Screening for ICA in all ADPKD patients is controversial. According to previous reports from the United States and Denmark, the prevalence of ICA is 3-fold to 4-fold higher in patients with family history of SAH or ICA than those without.S7,S8,S9 The Kidney Disease: improving global outcomes guideline does not recommend systemic screening in all ADPKD patients. On the other hand, this study found that no factors including family history of SAH or ICA were not associated with the prevalence of ICA, except female patients. In addition, the prevalence of ICA was higher in Japanese patients than those in other countries. Therefore, we consider that screening for ICA should be routinely done in all ADPKD patients. Routine screening is also justified in the aspect of cost on the basis of the previous report.

Follow-up of patients without ICA is another issue. It is no consensus about whether ADPKD patients without ICA at screening should be followed and about which ADPKD patients without ICA should be targeted. This study found that de novo ICAs were detected during follow-up with the rate of 0.68 per 100 person-years (95% confidence interval, 0–1.44). This rate was potentially higher than the previous report. This finding in this study suggests that magnetic resonance angiography should be repeated for all patients with ADPKD without ICA at regular intervals.

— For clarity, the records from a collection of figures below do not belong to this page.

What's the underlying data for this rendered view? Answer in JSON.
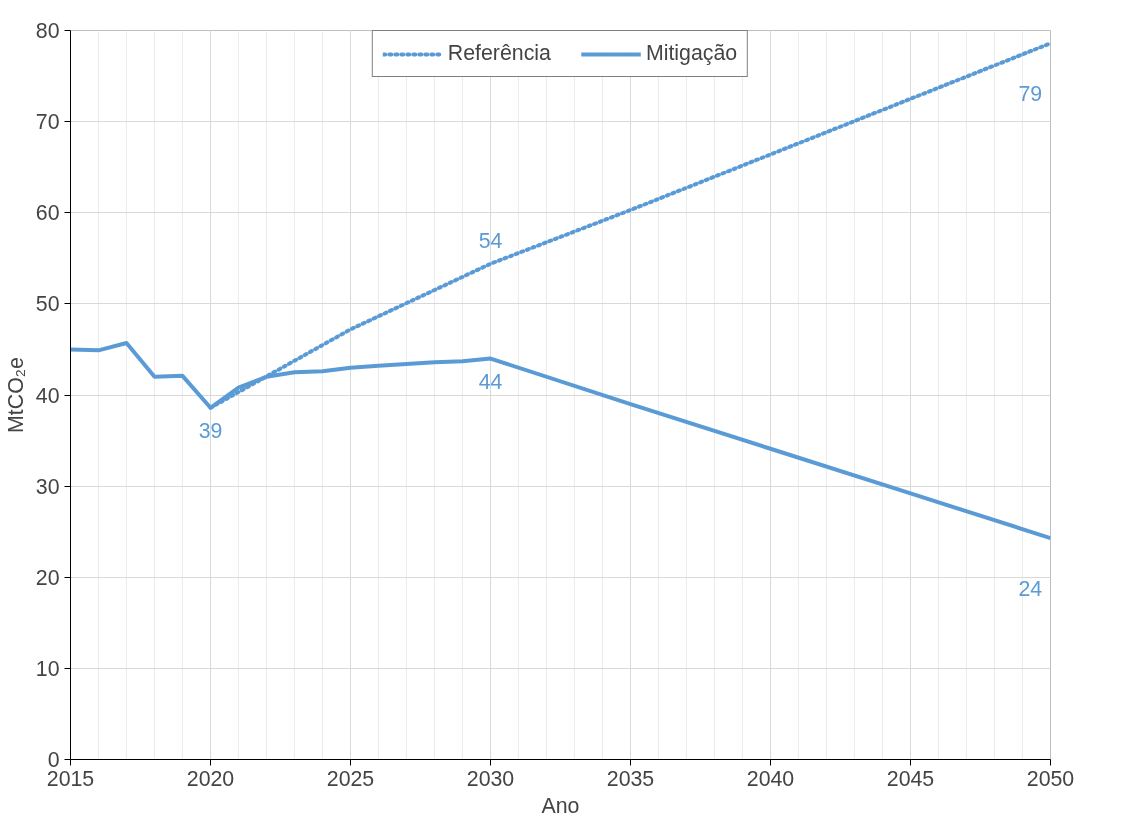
{
  "chart_data": {
    "type": "line",
    "xlabel": "Ano",
    "ylabel": "MtCO₂e",
    "xlim": [
      2015,
      2050
    ],
    "ylim": [
      0,
      80
    ],
    "xticks": [
      2015,
      2020,
      2025,
      2030,
      2035,
      2040,
      2045,
      2050
    ],
    "yticks": [
      0,
      10,
      20,
      30,
      40,
      50,
      60,
      70,
      80
    ],
    "grid": true,
    "legend": "top",
    "marker": "none",
    "series": [
      {
        "name": "Referência",
        "color": "#5b9bd5",
        "line_style": "dotted",
        "x": [
          2020,
          2025,
          2030,
          2035,
          2040,
          2045,
          2050
        ],
        "values": [
          38.6,
          47.2,
          54.4,
          60.3,
          66.4,
          72.5,
          78.6
        ],
        "value_labels": [
          null,
          null,
          "54",
          null,
          null,
          null,
          "79"
        ]
      },
      {
        "name": "Mitigação",
        "color": "#5b9bd5",
        "line_style": "solid",
        "x": [
          2015,
          2016,
          2017,
          2018,
          2019,
          2020,
          2021,
          2022,
          2023,
          2024,
          2025,
          2026,
          2027,
          2028,
          2029,
          2030,
          2035,
          2040,
          2045,
          2050
        ],
        "values": [
          45.0,
          44.9,
          45.7,
          42.0,
          42.1,
          38.6,
          40.8,
          42.0,
          42.5,
          42.6,
          43.0,
          43.2,
          43.4,
          43.6,
          43.7,
          44.0,
          39.0,
          34.1,
          29.2,
          24.3
        ],
        "value_labels": [
          null,
          null,
          null,
          null,
          null,
          "39",
          null,
          null,
          null,
          null,
          null,
          null,
          null,
          null,
          null,
          "44",
          null,
          null,
          null,
          "24"
        ]
      }
    ]
  }
}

This study elucidated that female patient was associated with the presence of ICA in ADPKD. This finding is consistent with previous multicenter studies,,,S7 which reported that around 70% of all patients non-ADPKD with unruptured ICA was female. In addition, it is recently reported that female was associated with ICA rupture though the pathophysiology remains unclear. Although no ICA had not been ruptured in all female ADPKD patients during follow-up in our study probably because the study size was small and regular follow-up of magnetic resonance angiography prevented and detected ICA at high risk of rupture, physicians should take more care over female patients.

The size of aneurysms observed in this study were mostly small and unchanged during the follow-up. This result might cast doubt on the need of annual follow-up for patients with small ICA. However, according to a previous studyS7 in Japan, small aneurysms had a considerable risk of rupture with the cumulative incidence of 0.91% at 2 years and 30% of small aneurysms were treated before rupture. The previous findings may suggest the need of regular follow-up even for patients with small ICA and support our management.

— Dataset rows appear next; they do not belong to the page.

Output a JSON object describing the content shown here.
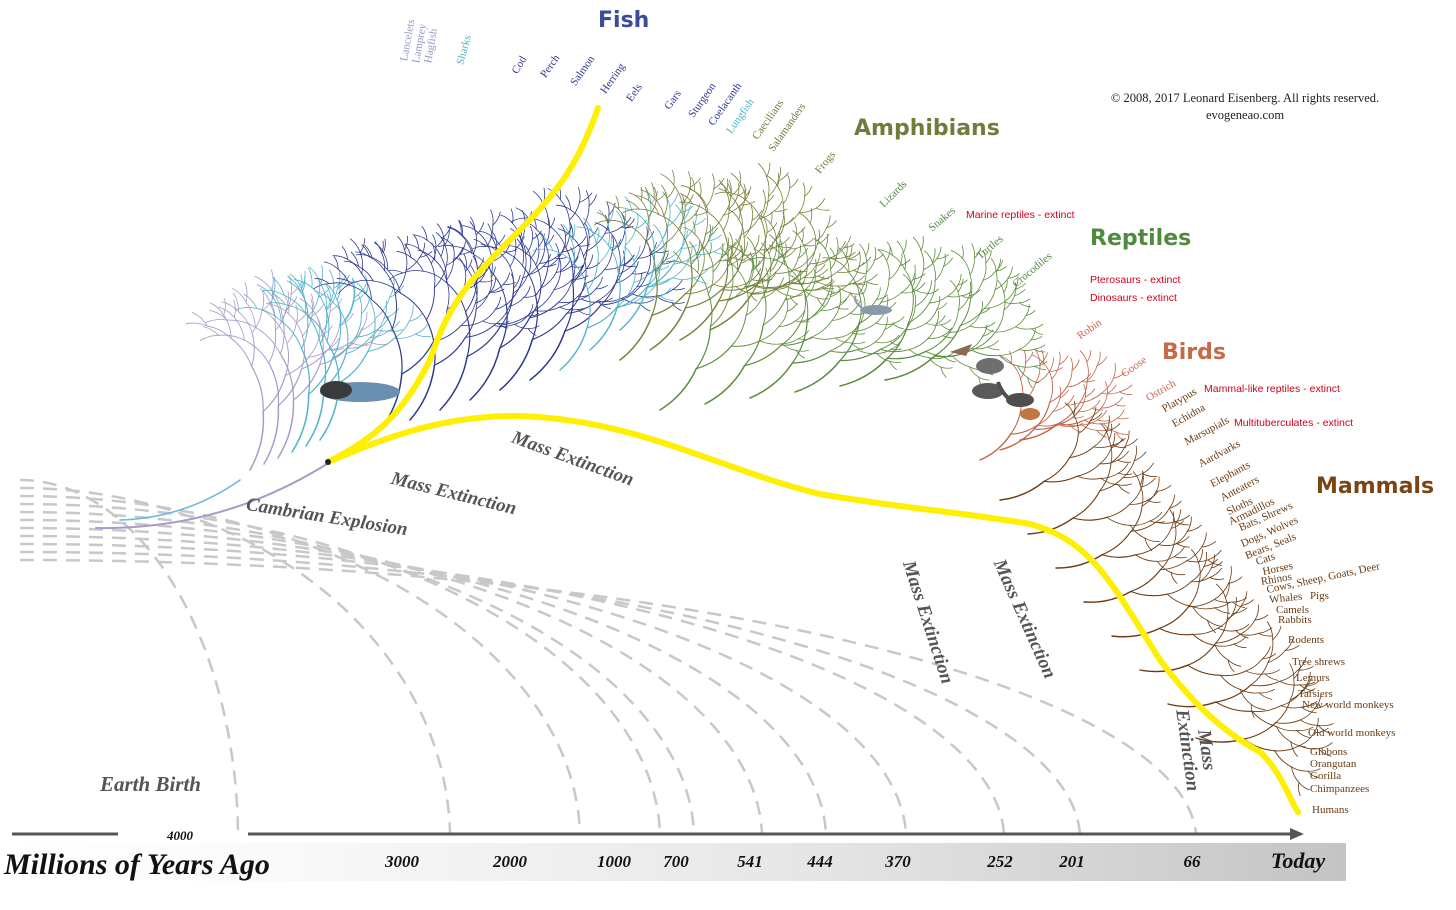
{
  "copyright": {
    "line1": "© 2008, 2017 Leonard Eisenberg. All rights reserved.",
    "line2": "evogeneao.com"
  },
  "timeline": {
    "title": "Millions of Years Ago",
    "top_tick": "4000",
    "ticks": [
      "3000",
      "2000",
      "1000",
      "700",
      "541",
      "444",
      "370",
      "252",
      "201",
      "66",
      "Today"
    ]
  },
  "eras": {
    "earth_birth": "Earth Birth",
    "cambrian": "Cambrian Explosion",
    "mass_extinction": "Mass Extinction",
    "mass": "Mass",
    "extinction": "Extinction"
  },
  "groups": {
    "fish": {
      "name": "Fish",
      "color": "#3b4a9b"
    },
    "amphibians": {
      "name": "Amphibians",
      "color": "#6e7d3c"
    },
    "reptiles": {
      "name": "Reptiles",
      "color": "#4f8a3f"
    },
    "birds": {
      "name": "Birds",
      "color": "#c66a4a"
    },
    "mammals": {
      "name": "Mammals",
      "color": "#7a4415"
    }
  },
  "fish_taxa": [
    "Lancelets",
    "Lamprey",
    "Hagfish",
    "Sharks",
    "Cod",
    "Perch",
    "Salmon",
    "Herring",
    "Eels",
    "Gars",
    "Sturgeon",
    "Coelacanth",
    "Lungfish"
  ],
  "amphibian_taxa": [
    "Caecilians",
    "Salamanders",
    "Frogs"
  ],
  "reptile_taxa": [
    "Lizards",
    "Snakes",
    "Turtles",
    "Crocodiles"
  ],
  "bird_taxa": [
    "Robin",
    "Goose",
    "Ostrich"
  ],
  "extinct": {
    "marine": "Marine reptiles - extinct",
    "pterosaurs": "Pterosaurs - extinct",
    "dinosaurs": "Dinosaurs - extinct",
    "mammal_like": "Mammal-like reptiles - extinct",
    "multituberculates": "Multituberculates - extinct"
  },
  "mammal_taxa": [
    "Platypus",
    "Echidna",
    "Marsupials",
    "Aardvarks",
    "Elephants",
    "Anteaters",
    "Sloths",
    "Armadillos",
    "Bats, Shrews",
    "Dogs, Wolves",
    "Bears, Seals",
    "Cats",
    "Horses",
    "Rhinos",
    "Cows, Sheep, Goats, Deer",
    "Whales",
    "Pigs",
    "Camels",
    "Rabbits",
    "Rodents",
    "Tree shrews",
    "Lemurs",
    "Tarsiers",
    "New world monkeys",
    "Old world monkeys",
    "Gibbons",
    "Orangutan",
    "Gorilla",
    "Chimpanzees",
    "Humans"
  ],
  "colors": {
    "human_path": "#ffef00",
    "fish_dark": "#2e3a8f",
    "fish_light": "#4fb3c9",
    "primitive": "#a99ac7",
    "amphibian": "#7a7f3a",
    "reptile": "#5c8d3c",
    "bird": "#c0654a",
    "mammal": "#6b3a10",
    "extinct": "#d0021b",
    "arc": "#c4c4c4"
  }
}
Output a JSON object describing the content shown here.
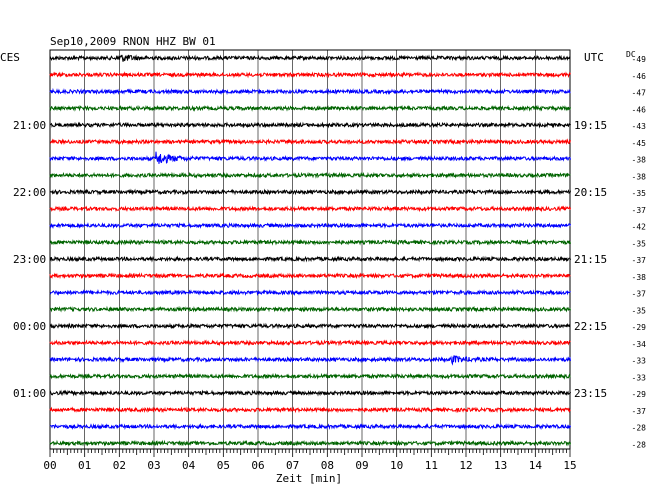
{
  "header": {
    "title": "Sep10,2009   RNON HHZ BW 01",
    "left_zone": "CES",
    "right_zone": "UTC",
    "dc_label": "DC"
  },
  "chart_data": {
    "type": "line",
    "title": "Sep10,2009   RNON HHZ BW 01",
    "xlabel": "Zeit [min]",
    "xlim": [
      0,
      15
    ],
    "x_ticks": [
      "00",
      "01",
      "02",
      "03",
      "04",
      "05",
      "06",
      "07",
      "08",
      "09",
      "10",
      "11",
      "12",
      "13",
      "14",
      "15"
    ],
    "grid": true,
    "trace_colors": [
      "#000000",
      "#ff0000",
      "#0000ff",
      "#006400"
    ],
    "left_time_labels": [
      "21:00",
      "22:00",
      "23:00",
      "00:00",
      "01:00"
    ],
    "right_time_labels": [
      "19:15",
      "20:15",
      "21:15",
      "22:15",
      "23:15"
    ],
    "time_label_every_n_traces": 4,
    "time_label_first_trace": 4,
    "dc_offsets": [
      "-49",
      "-46",
      "-47",
      "-46",
      "-43",
      "-45",
      "-38",
      "-38",
      "-35",
      "-37",
      "-42",
      "-35",
      "-37",
      "-38",
      "-37",
      "-35",
      "-29",
      "-34",
      "-33",
      "-33",
      "-29",
      "-37",
      "-28",
      "-28"
    ],
    "events": [
      {
        "trace": 6,
        "minute": 3.1,
        "amplitude": "large"
      },
      {
        "trace": 18,
        "minute": 11.6,
        "amplitude": "small"
      },
      {
        "trace": 0,
        "minute": 2.0,
        "amplitude": "small"
      }
    ]
  }
}
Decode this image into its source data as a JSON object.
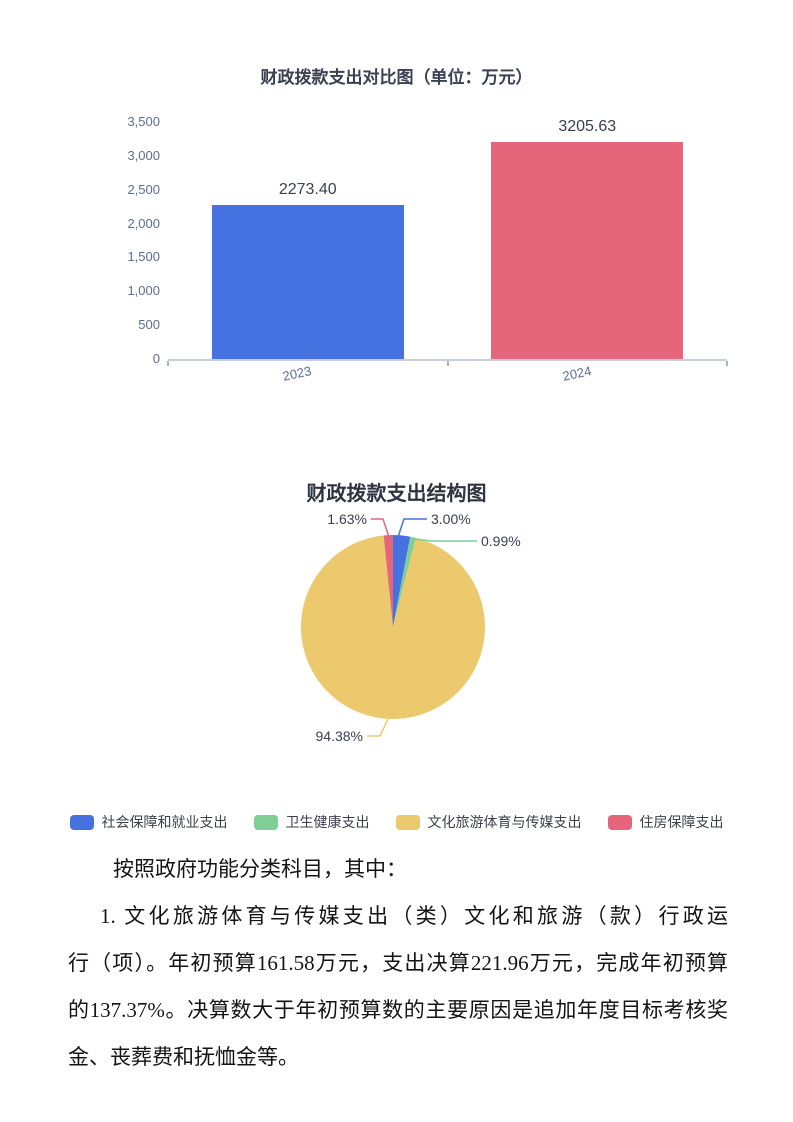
{
  "chart_data": [
    {
      "type": "bar",
      "title": "财政拨款支出对比图（单位：万元）",
      "categories": [
        "2023",
        "2024"
      ],
      "values": [
        2273.4,
        3205.63
      ],
      "value_labels": [
        "2273.40",
        "3205.63"
      ],
      "bar_colors": [
        "#4671e1",
        "#e5667a"
      ],
      "ylabel": "",
      "xlabel": "",
      "ylim": [
        0,
        3500
      ],
      "ytick_step": 500,
      "yticks": [
        "3,500",
        "3,000",
        "2,500",
        "2,000",
        "1,500",
        "1,000",
        "500",
        "0"
      ],
      "grid": false,
      "legend_position": "none"
    },
    {
      "type": "pie",
      "title": "财政拨款支出结构图",
      "slices": [
        {
          "label": "社会保障和就业支出",
          "value": 3.0,
          "pct_label": "3.00%",
          "color": "#4671e1"
        },
        {
          "label": "卫生健康支出",
          "value": 0.99,
          "pct_label": "0.99%",
          "color": "#7fce96"
        },
        {
          "label": "文化旅游体育与传媒支出",
          "value": 94.38,
          "pct_label": "94.38%",
          "color": "#ecc96d"
        },
        {
          "label": "住房保障支出",
          "value": 1.63,
          "pct_label": "1.63%",
          "color": "#e5667a"
        }
      ],
      "legend_position": "bottom"
    }
  ],
  "body_text": {
    "line1": "按照政府功能分类科目，其中：",
    "line2": "1. 文化旅游体育与传媒支出（类）文化和旅游（款）行政运",
    "line3": "行（项）。年初预算161.58万元，支出决算221.96万元，完成年初预算",
    "line4": "的137.37%。决算数大于年初预算数的主要原因是追加年度目标考核奖",
    "line5": "金、丧葬费和抚恤金等。"
  }
}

This study was limited by its small sample size, referral bias and retrospective nature. Especially, screening protocol should be validated in a large multicenter randomized trial because this study had a small number of patients requiring interventions so that it remains difficult to detect patients at high risk of ICA rupture or requiring interventions.

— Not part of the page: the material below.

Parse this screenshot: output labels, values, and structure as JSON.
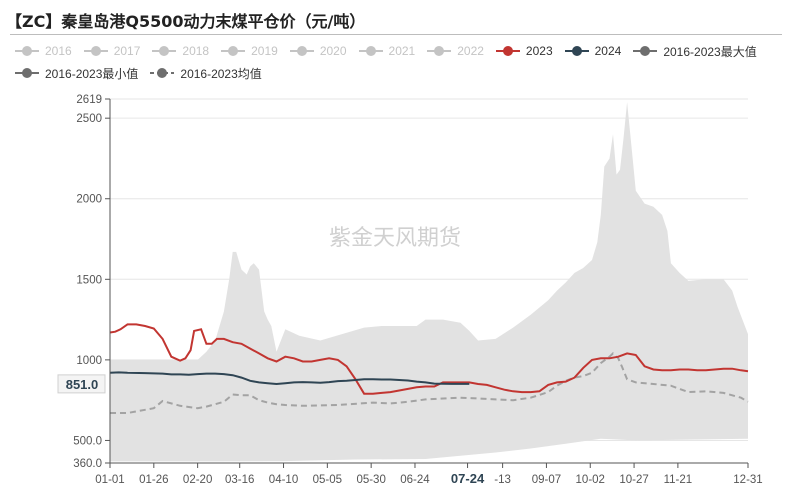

In summary, we found high prevalence of ICA in ADPKD patients and that our protocol of ICA management may prevent ICA rupture and detect de novo ICA appropriately.

Disclosure

RM received payment for speakers’ bureaus from Otsuka pharmaceutical Co. MN received grants from Astellas, Bayer, Boehringer Ingelheim, JT, Kyowa Kirin, Torii, Mitsubishi Tanabe, Ono, Chugai, Daiichi Sankyo, Takeda, consulting fee from Akebia, Astellas, Bayer, Boehringer Ingelheim, GlaxoSmithKline, Kyowa Kirin, honoraria from AstraZeneca, JT, Kyowa Kirin, Torii, Mitsubishi Tanabe, Ono, Chugai, Daiichi Sankyo. All the other authors declared no competing interests.

Author Contributions

RM conceived of the study, participated in its design and coordination, collected samples, analyzed the data. KH and RO collected and analyzed the data. YH, KD and MN provided critical advice for the analysis. RM wrote the manuscript, with contributions from all authors.